Manages worker registration, staking, reputation scores, and modality declarations. Workers must register and stake DFPN before they can accept tasks.

Key accounts: WorkerAccount

Purpose: Track worker identity, stake, reputation, and capabilities.

5. Rewards + Treasury

Handles epoch-based reward distribution, fee splitting, treasury management, and the insurance pool. Calculates worker and model developer payouts based on performance scores.

Key accounts: EpochStats, treasury token account, insurance pool

Purpose: Distribute fees and rewards fairly based on measured contributions.


Off-Chain Components

Worker Daemon

The worker daemon is a long-running process that:

  • Polls the indexer or on-chain state for new requests matching its capabilities
  • Downloads media from the client's storage URI
  • Runs detection models locally (via Python subprocess, Docker, or HTTP microservice)
  • Submits commit and reveal transactions to Solana
  • Reports health and metrics

Workers run the daemon on their own infrastructure. DFPN never touches the inference process.

Indexer

The indexer is a service that mirrors on-chain state into a queryable REST API. It provides:

  • Fast lookups for requests, results, workers, and models
  • Real-time event subscriptions
  • Aggregated statistics and leaderboards

The indexer is a convenience layer. All authoritative data lives on-chain, and clients can bypass the indexer entirely by reading Solana accounts directly.

Off-Chain Storage

Media files are stored off-chain. DFPN only records the content hash and storage URI on-chain. Supported storage backends:

Storage Tradeoffs
IPFS Decentralized, content-addressed, requires pinning
Arweave Permanent storage, higher upfront cost
S3 / GCS / R2 Fast, reliable, centralized
HTTP Simple, any web server works

Clients choose where to host their media. Workers download from whatever URI is provided.


Data Flow

Here is the full data flow for a single analysis request:

sequenceDiagram
    participant C as Client
    participant ST as Storage
    participant SOL as Solana
    participant W as Workers

    C->>ST: 1. Upload media
    C->>SOL: 2. Submit request (hash, URI, fee, modalities)
    W->>SOL: 3. Detect new request
    W->>ST: 4. Download media
    W->>W: 5. Run detection models (GPU)
    W->>SOL: 6. Submit commit (hash of result + salt)
    Note over SOL: 7. Commit window closes
    W->>SOL: 8. Submit reveal (actual result + salt)
    SOL->>SOL: 9. Consensus aggregation
    SOL-->>W: 10. Distribute rewards
    SOL-->>C: 11. Result available

What DFPN Controls vs. What Operators Control

This separation of concerns is fundamental to DFPN's design.

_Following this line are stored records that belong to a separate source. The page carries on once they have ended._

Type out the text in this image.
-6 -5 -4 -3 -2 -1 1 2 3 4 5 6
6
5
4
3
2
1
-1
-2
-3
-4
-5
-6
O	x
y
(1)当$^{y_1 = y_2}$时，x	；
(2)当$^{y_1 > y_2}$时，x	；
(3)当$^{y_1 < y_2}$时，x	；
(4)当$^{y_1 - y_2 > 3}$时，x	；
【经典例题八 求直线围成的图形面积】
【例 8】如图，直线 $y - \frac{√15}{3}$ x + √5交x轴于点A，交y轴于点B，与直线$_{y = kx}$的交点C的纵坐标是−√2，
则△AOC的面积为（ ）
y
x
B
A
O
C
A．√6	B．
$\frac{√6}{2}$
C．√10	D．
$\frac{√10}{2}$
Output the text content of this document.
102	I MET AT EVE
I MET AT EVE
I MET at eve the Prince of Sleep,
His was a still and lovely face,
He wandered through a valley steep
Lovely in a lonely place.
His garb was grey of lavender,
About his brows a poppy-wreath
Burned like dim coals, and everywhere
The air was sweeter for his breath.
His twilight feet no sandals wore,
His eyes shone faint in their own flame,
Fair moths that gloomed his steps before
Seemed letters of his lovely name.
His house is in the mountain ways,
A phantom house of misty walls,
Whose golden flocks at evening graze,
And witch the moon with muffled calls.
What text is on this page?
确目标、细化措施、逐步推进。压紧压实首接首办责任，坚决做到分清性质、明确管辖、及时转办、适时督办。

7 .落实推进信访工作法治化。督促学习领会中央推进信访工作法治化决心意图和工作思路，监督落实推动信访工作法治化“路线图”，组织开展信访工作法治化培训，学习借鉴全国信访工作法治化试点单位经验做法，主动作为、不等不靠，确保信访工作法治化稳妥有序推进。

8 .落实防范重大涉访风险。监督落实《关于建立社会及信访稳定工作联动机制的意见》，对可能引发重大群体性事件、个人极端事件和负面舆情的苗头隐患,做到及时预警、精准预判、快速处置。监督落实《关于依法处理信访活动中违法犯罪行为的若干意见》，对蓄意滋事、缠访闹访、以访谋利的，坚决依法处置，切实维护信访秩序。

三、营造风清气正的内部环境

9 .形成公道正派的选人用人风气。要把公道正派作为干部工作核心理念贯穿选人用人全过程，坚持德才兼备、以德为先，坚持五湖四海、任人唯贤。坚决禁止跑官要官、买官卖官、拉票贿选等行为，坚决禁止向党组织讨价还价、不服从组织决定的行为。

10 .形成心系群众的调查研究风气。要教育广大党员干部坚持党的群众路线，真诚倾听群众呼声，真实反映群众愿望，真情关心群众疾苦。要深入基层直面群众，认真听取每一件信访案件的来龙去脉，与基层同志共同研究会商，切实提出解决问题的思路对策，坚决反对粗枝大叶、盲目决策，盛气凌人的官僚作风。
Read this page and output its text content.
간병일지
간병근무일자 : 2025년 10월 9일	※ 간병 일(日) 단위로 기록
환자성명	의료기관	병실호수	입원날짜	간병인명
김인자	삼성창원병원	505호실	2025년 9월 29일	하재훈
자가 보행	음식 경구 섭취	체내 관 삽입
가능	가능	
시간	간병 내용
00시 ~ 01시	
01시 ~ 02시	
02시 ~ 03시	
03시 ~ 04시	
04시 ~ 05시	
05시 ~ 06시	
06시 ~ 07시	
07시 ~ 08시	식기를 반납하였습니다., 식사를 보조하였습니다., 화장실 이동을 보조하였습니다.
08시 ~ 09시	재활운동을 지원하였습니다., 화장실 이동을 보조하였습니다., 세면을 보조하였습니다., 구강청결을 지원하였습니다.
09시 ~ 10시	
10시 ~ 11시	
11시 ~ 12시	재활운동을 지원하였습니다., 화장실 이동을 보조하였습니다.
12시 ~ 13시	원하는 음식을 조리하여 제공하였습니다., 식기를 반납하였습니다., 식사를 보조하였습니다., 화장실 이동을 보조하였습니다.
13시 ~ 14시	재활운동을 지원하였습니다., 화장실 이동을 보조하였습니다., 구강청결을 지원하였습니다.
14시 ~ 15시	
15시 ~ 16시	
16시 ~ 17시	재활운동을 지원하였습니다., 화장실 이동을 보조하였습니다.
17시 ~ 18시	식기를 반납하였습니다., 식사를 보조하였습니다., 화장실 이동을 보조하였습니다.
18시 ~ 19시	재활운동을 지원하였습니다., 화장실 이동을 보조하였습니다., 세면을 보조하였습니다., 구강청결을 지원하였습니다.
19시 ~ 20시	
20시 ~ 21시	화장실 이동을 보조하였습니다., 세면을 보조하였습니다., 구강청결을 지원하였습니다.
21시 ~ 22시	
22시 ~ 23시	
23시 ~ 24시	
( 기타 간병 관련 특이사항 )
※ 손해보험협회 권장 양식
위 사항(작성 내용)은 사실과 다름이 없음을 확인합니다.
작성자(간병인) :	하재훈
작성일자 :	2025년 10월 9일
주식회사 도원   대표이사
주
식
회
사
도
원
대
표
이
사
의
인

DFPN Controls Operators Control
Request routing and matching Hardware and infrastructure
Commit-reveal protocol Model selection and deployment
Consensus aggregation Inference execution
Reputation scoring Which requests to accept
Reward distribution Scaling and capacity planning
Slashing enforcement Software updates and maintenance
Model benchmarking Model training and improvement

DFPN is deliberately minimal in what it controls. The protocol coordinates and incentivizes, but all detection work happens on infrastructure owned and operated by independent participants.


Design Principles

Minimize On-Chain State

Solana accounts are expensive. DFPN stores only hashes, scores, and minimal metadata on-chain. Media files, detailed results, and model weights all live off-chain.

Operator Independence

Workers and model developers make their own decisions about hardware, models, and capacity. The protocol does not dictate which GPU to buy or which framework to use. This enables a diverse ecosystem where participants compete on quality and cost.

Economic Alignment

Every protocol rule is backed by economic incentives. Workers earn more by being accurate and available. Model developers earn more when their models perform well. Bad behavior costs real tokens through slashing. This alignment means the protocol does not need a central authority to enforce quality.